NAR's composite Housing Affordability Index was 132.6 during the second quarter, down 4.6 percentage points from 137.2 reported in the first quarter; it was 2.3 points lower than the same period a year earlier when it stood at 134.9.
David Lereah, NAR's chief economist, said any index reading over 100 is favorable for the national housing market. "Higher home prices offset lower mortgage interest rates and an improvement in household income during the second quarter, but interest rates have since declined to historic lows and should help housing affordability conditions in the current quarter," he said. "Generally, interest rates are the biggest variable in housing affordability, but the lean supply of homes on the market caused a spike in second-quarter prices."
Housing Still Affordable
The index shows the typical household had 132.6 percent of the income needed to purchase a home at the second quarter median existing-home price, which was $157,700. This index measures affordability factors for all home buyers making a 20 percent downpayment, with an index of 100 defined as the point where a median-income family has the exact amount of income needed to purchase a median-priced existing home. The second-quarter median family income was estimated to be $52,429.
"A household earning the median income could afford a home costing $209,100 in the second quarter, which is well above the median price in most markets across the country," Lereah said.
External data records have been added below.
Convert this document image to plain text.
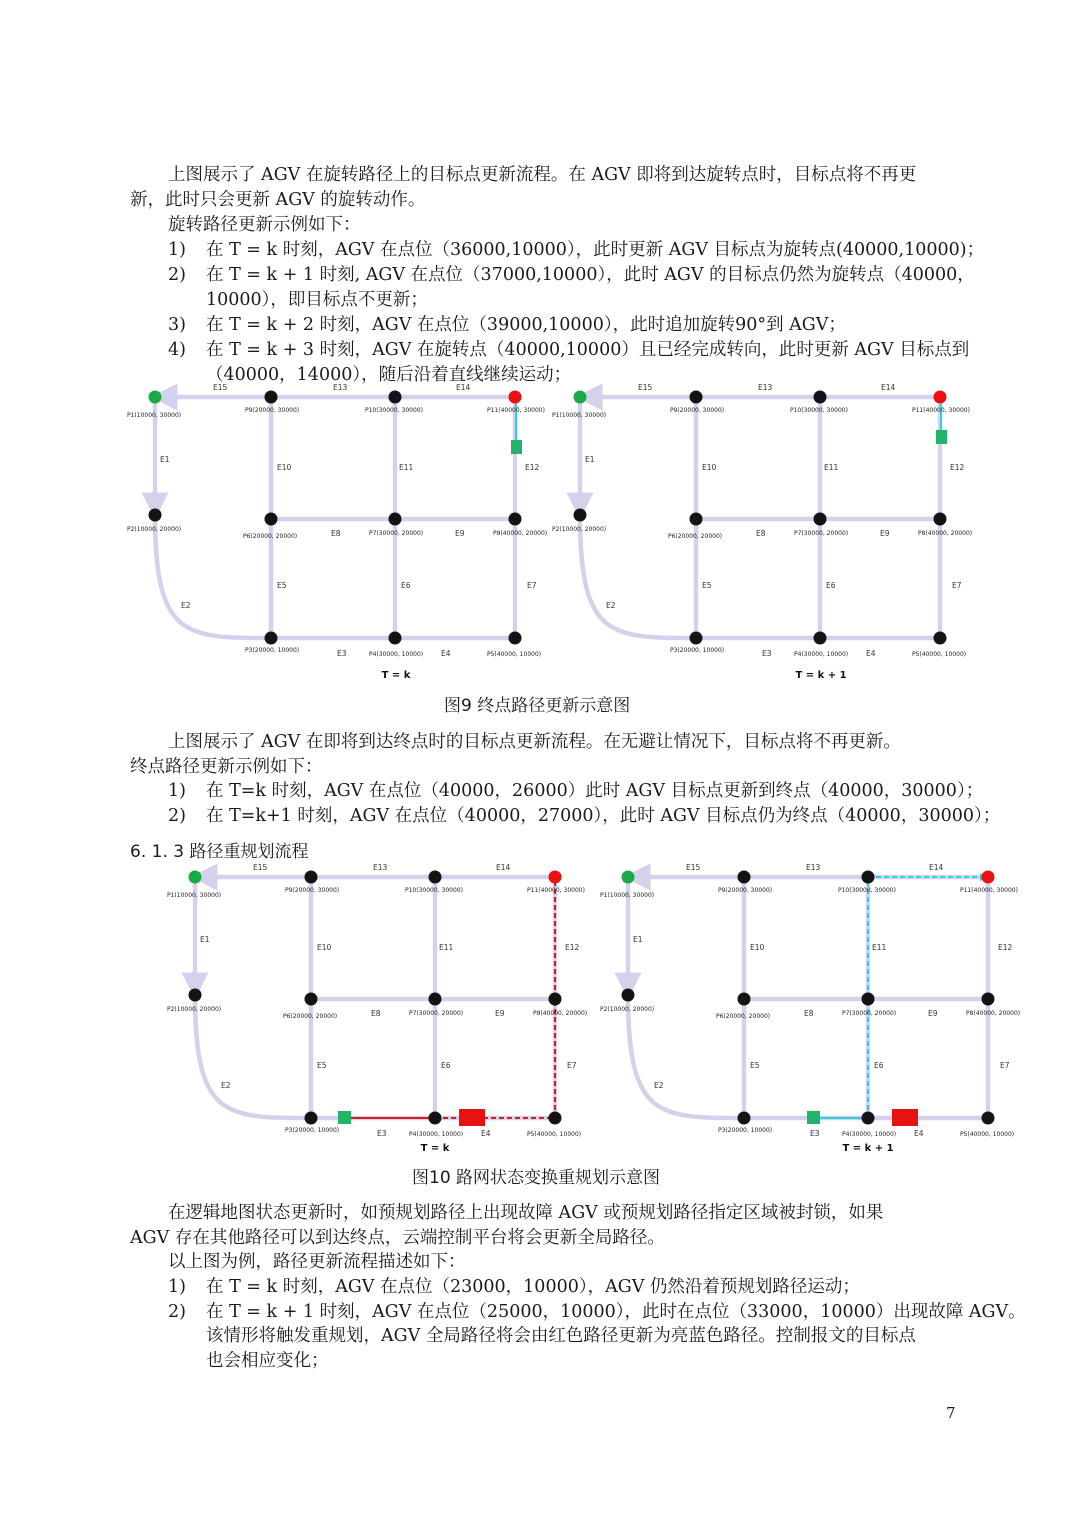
上图展示了 AGV 在旋转路径上的目标点更新流程。在 AGV 即将到达旋转点时，目标点将不再更
新，此时只会更新 AGV 的旋转动作。
旋转路径更新示例如下：
1) 在 T = k 时刻，AGV 在点位（36000,10000），此时更新 AGV 目标点为旋转点(40000,10000)；
2) 在 T = k + 1 时刻, AGV 在点位（37000,10000），此时 AGV 的目标点仍然为旋转点（40000，
10000），即目标点不更新；
3) 在 T = k + 2 时刻，AGV 在点位（39000,10000），此时追加旋转90°到 AGV；
4) 在 T = k + 3 时刻，AGV 在旋转点（40000,10000）且已经完成转向，此时更新 AGV 目标点到
（40000，14000），随后沿着直线继续运动；
E15	E13	E14
E1
E10	E11	E12
E8	E9
E5	E6	E7
E3	E4
E2
P1(10000, 30000)
P9(20000, 30000)	P10(30000, 30000)	P11(40000, 30000)
P2(10000, 20000)
P6(20000, 20000)	P7(30000, 20000)	P8(40000, 20000)
P3(20000, 10000)
P4(30000, 10000)	P5(40000, 10000)
T = k
E15	E13	E14
E1
E10	E11	E12
E8	E9
E5	E6	E7
E3	E4
E2
P1(10000, 30000)
P9(20000, 30000)	P10(30000, 30000)	P11(40000, 30000)
P2(10000, 20000)
P6(20000, 20000)	P7(30000, 20000)	P8(40000, 20000)
P3(20000, 10000)
P4(30000, 10000)	P5(40000, 10000)
T = k + 1
图9 终点路径更新示意图
上图展示了 AGV 在即将到达终点时的目标点更新流程。在无避让情况下，目标点将不再更新。
终点路径更新示例如下：
1) 在 T=k 时刻，AGV 在点位（40000，26000）此时 AGV 目标点更新到终点（40000，30000）；
2) 在 T=k+1 时刻，AGV 在点位（40000，27000），此时 AGV 目标点仍为终点（40000，30000）；
6. 1. 3 路径重规划流程
E15	E13	E14
E1
E10	E11	E12
E8	E9
E5	E6	E7
E3	E4
E2
P1(10000, 30000)
P9(20000, 30000)	P10(30000, 30000)	P11(40000, 30000)
P2(10000, 20000)
P6(20000, 20000)	P7(30000, 20000)	P8(40000, 20000)
P3(20000, 10000)
P4(30000, 10000)	P5(40000, 10000)
T = k
E15	E13	E14
E1
E10	E11	E12
E8	E9
E5	E6	E7
E3	E4
E2
P1(10000, 30000)
P9(20000, 30000)	P10(30000, 30000)	P11(40000, 30000)
P2(10000, 20000)
P6(20000, 20000)	P7(30000, 20000)	P8(40000, 20000)
P3(20000, 10000)
P4(30000, 10000)	P5(40000, 10000)
T = k + 1
图10 路网状态变换重规划示意图
在逻辑地图状态更新时，如预规划路径上出现故障 AGV 或预规划路径指定区域被封锁，如果
AGV 存在其他路径可以到达终点，云端控制平台将会更新全局路径。
以上图为例，路径更新流程描述如下：
1) 在 T = k 时刻，AGV 在点位（23000，10000），AGV 仍然沿着预规划路径运动；
2) 在 T = k + 1 时刻，AGV 在点位（25000，10000），此时在点位（33000，10000）出现故障 AGV。
该情形将触发重规划，AGV 全局路径将会由红色路径更新为亮蓝色路径。控制报文的目标点
也会相应变化；
7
NAR President Martin Edwards Jr. said the second-quarter median existing-home price was 7.4 percent higher than a year earlier. "The rate of price appreciation should moderate in the second half of the year as housing inventory levels improve, meaning the current drop in mortgage interest rates should stabilize the index," he said. Edwards is a partner in Colliers Wilkinson & Snowden Inc., Memphis, Tenn.
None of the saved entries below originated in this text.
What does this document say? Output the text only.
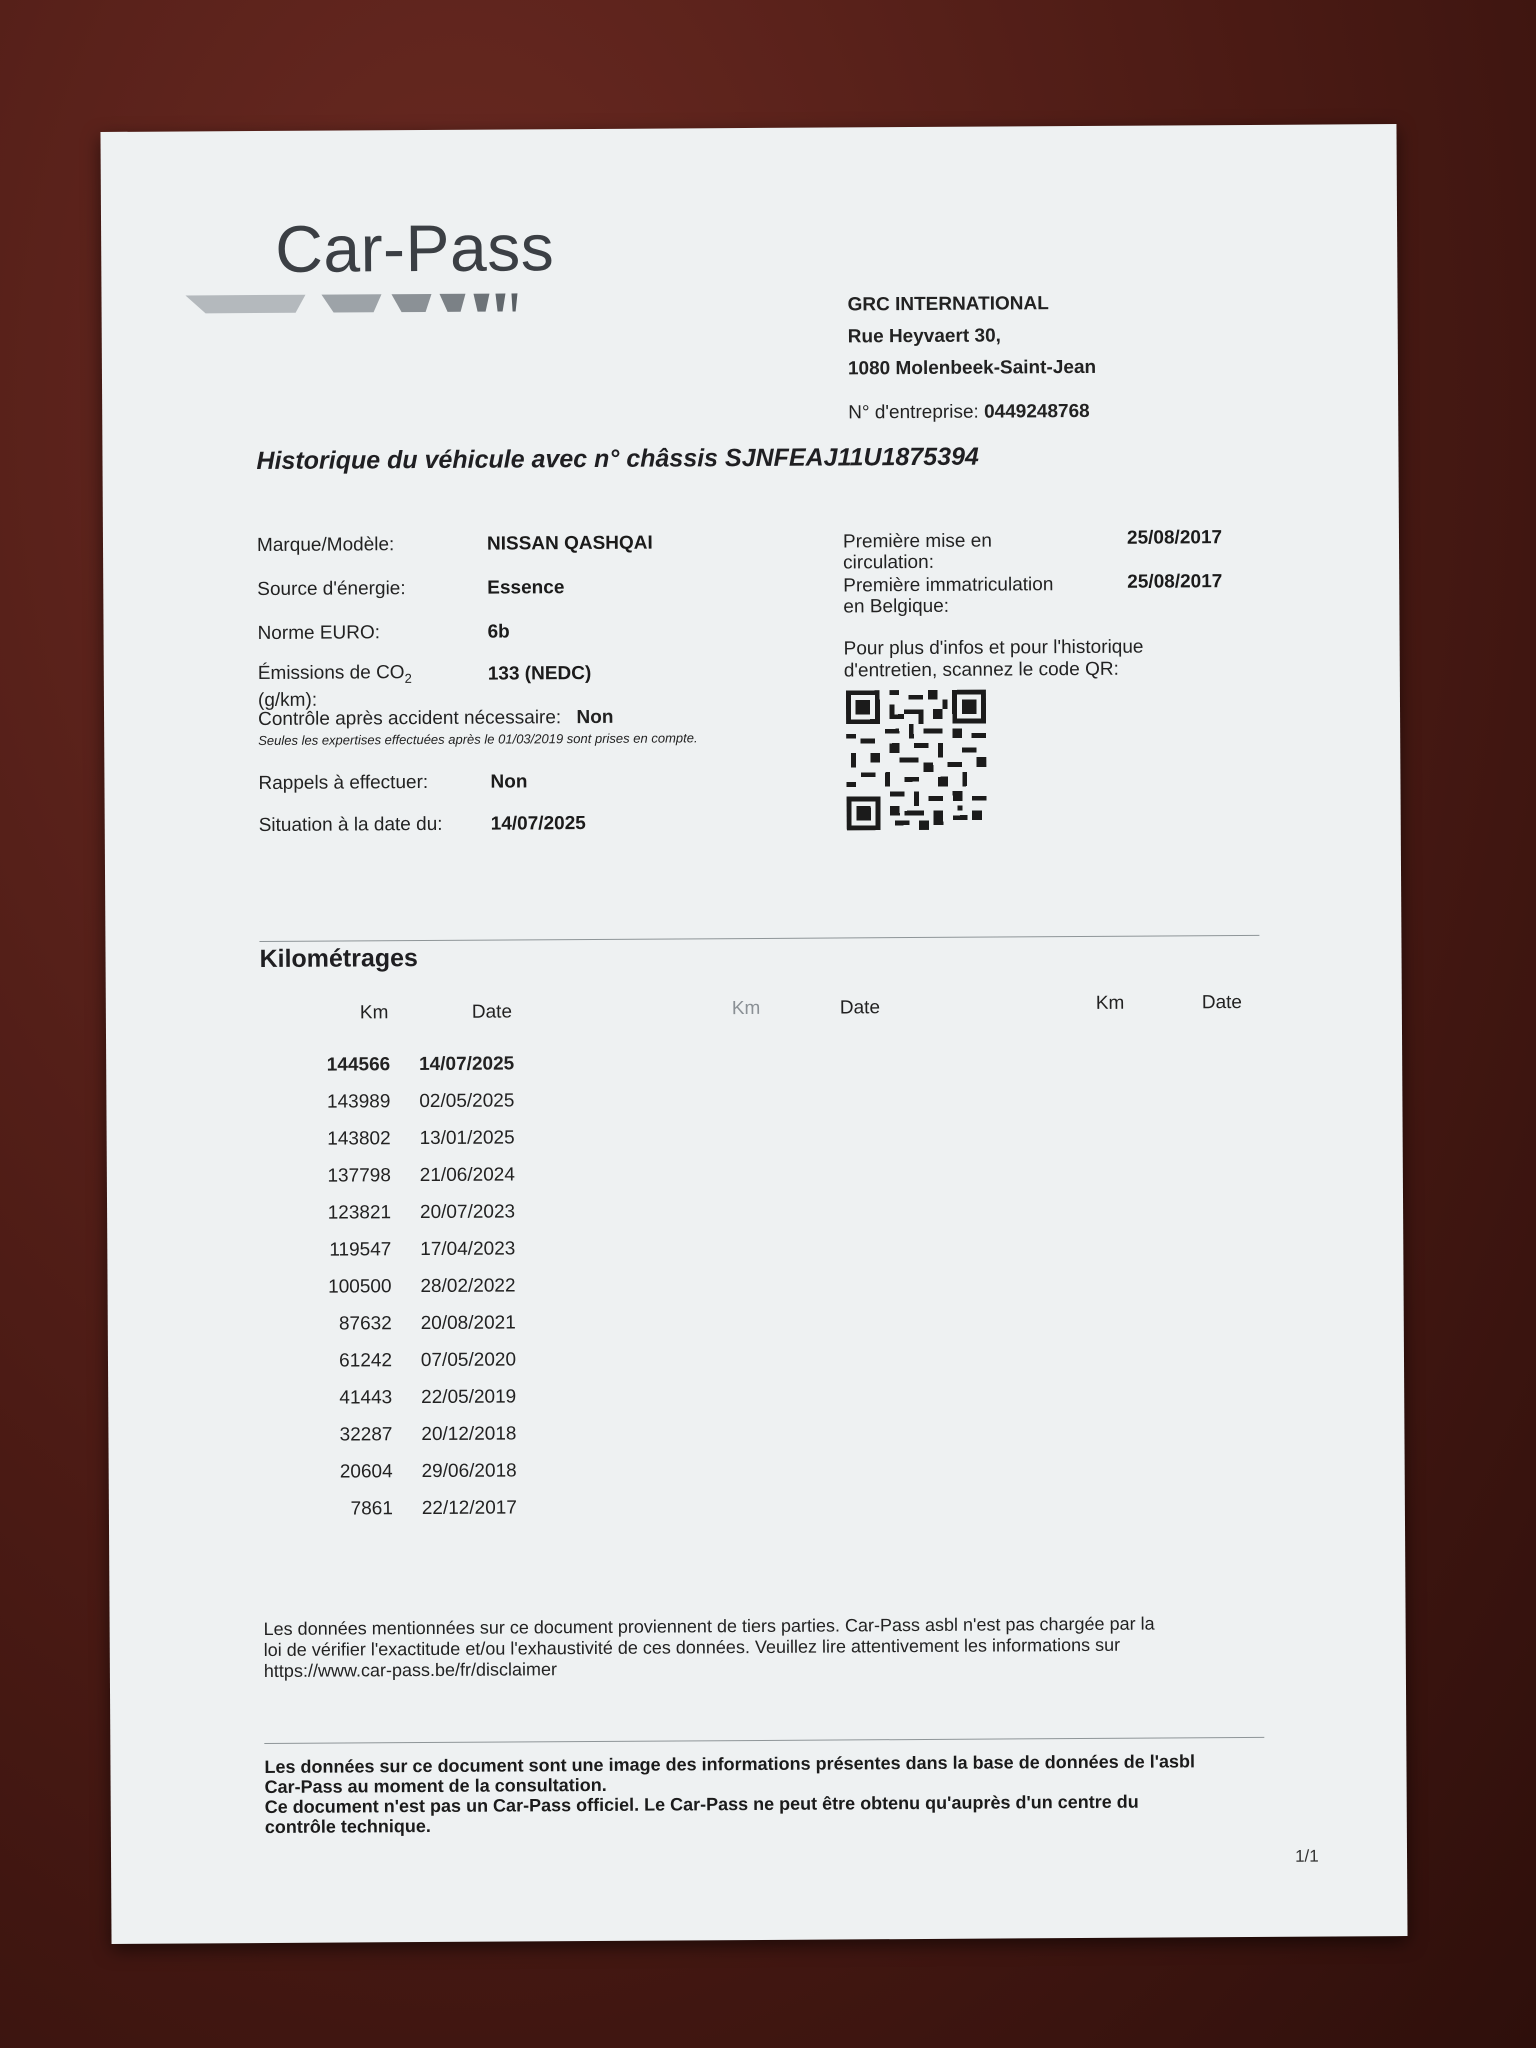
Car-Pass
GRC INTERNATIONAL
Rue Heyvaert 30,
1080 Molenbeek-Saint-Jean
N° d'entreprise: 0449248768
Historique du véhicule avec n° châssis SJNFEAJ11U1875394
Marque/Modèle:	NISSAN QASHQAI
Source d'énergie:	Essence
Norme EURO:	6b
Émissions de $CO_2$
(g/km):
133 (NEDC)
Contrôle après accident nécessaire: Non
Seules les expertises effectuées après le 01/03/2019 sont prises en compte.
Rappels à effectuer:	Non
Situation à la date du:	14/07/2025
Première mise en
circulation:
25/08/2017
Première immatriculation
en Belgique:
25/08/2017
Pour plus d'infos et pour l'historique
d'entretien, scannez le code QR:
Kilométrages
Km	Date	Km	Date	Km	Date
144566	14/07/2025
143989	02/05/2025
143802	13/01/2025
137798	21/06/2024
123821	20/07/2023
119547	17/04/2023
100500	28/02/2022
87632	20/08/2021
61242	07/05/2020
41443	22/05/2019
32287	20/12/2018
20604	29/06/2018
7861	22/12/2017
Les données mentionnées sur ce document proviennent de tiers parties. Car-Pass asbl n'est pas chargée par la
loi de vérifier l'exactitude et/ou l'exhaustivité de ces données. Veuillez lire attentivement les informations sur
https://www.car-pass.be/fr/disclaimer
Les données sur ce document sont une image des informations présentes dans la base de données de l'asbl
Car-Pass au moment de la consultation.
Ce document n'est pas un Car-Pass officiel. Le Car-Pass ne peut être obtenu qu'auprès d'un centre du
contrôle technique.
1/1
According to the Federal Housing Finance Board, the average effective mortgage interest rate for existing homes was 6.82 percent during the second quarter, down from 6.86 percent in the first quarter; it was 7.15 percent in the second quarter of 2001. This is a weighed average interest rate between fixed and adjustable loans, including the cost of points, and represents a true bottom-line mortgage cost.
Affordability for first-time home buyers declined 2.8 percentage points in the second quarter to an index of 77.0, and was 2.0 percentage points below the second quarter 2001 index of 79.0.
The association's First-Time Homebuyer Affordability Index shows a typical first-time buyer household, aged 25 to 44, with an estimated income of $29,853, had 77.0 percent of the income needed to purchase a typical starter home with a 10 percent downpayment. The median starter home price was $134,000, during the second quarter.
The index shows a typical entry-level buyer can afford a home costing $103,200. "First-time buyers are in fairly good shape in lower cost markets, concentrated mostly in the Midwest and South, but must often lower their sights and consider creative approaches in higher-cost areas," Edwards said. "On one hand, first-time buyers need to learn about programs designed to help them become homeowners. On the other, we need to continue working with Congress and the administration to expand programs to help lower-income buyers and to provide tax incentives which stimulate the construction of lower-cost housing."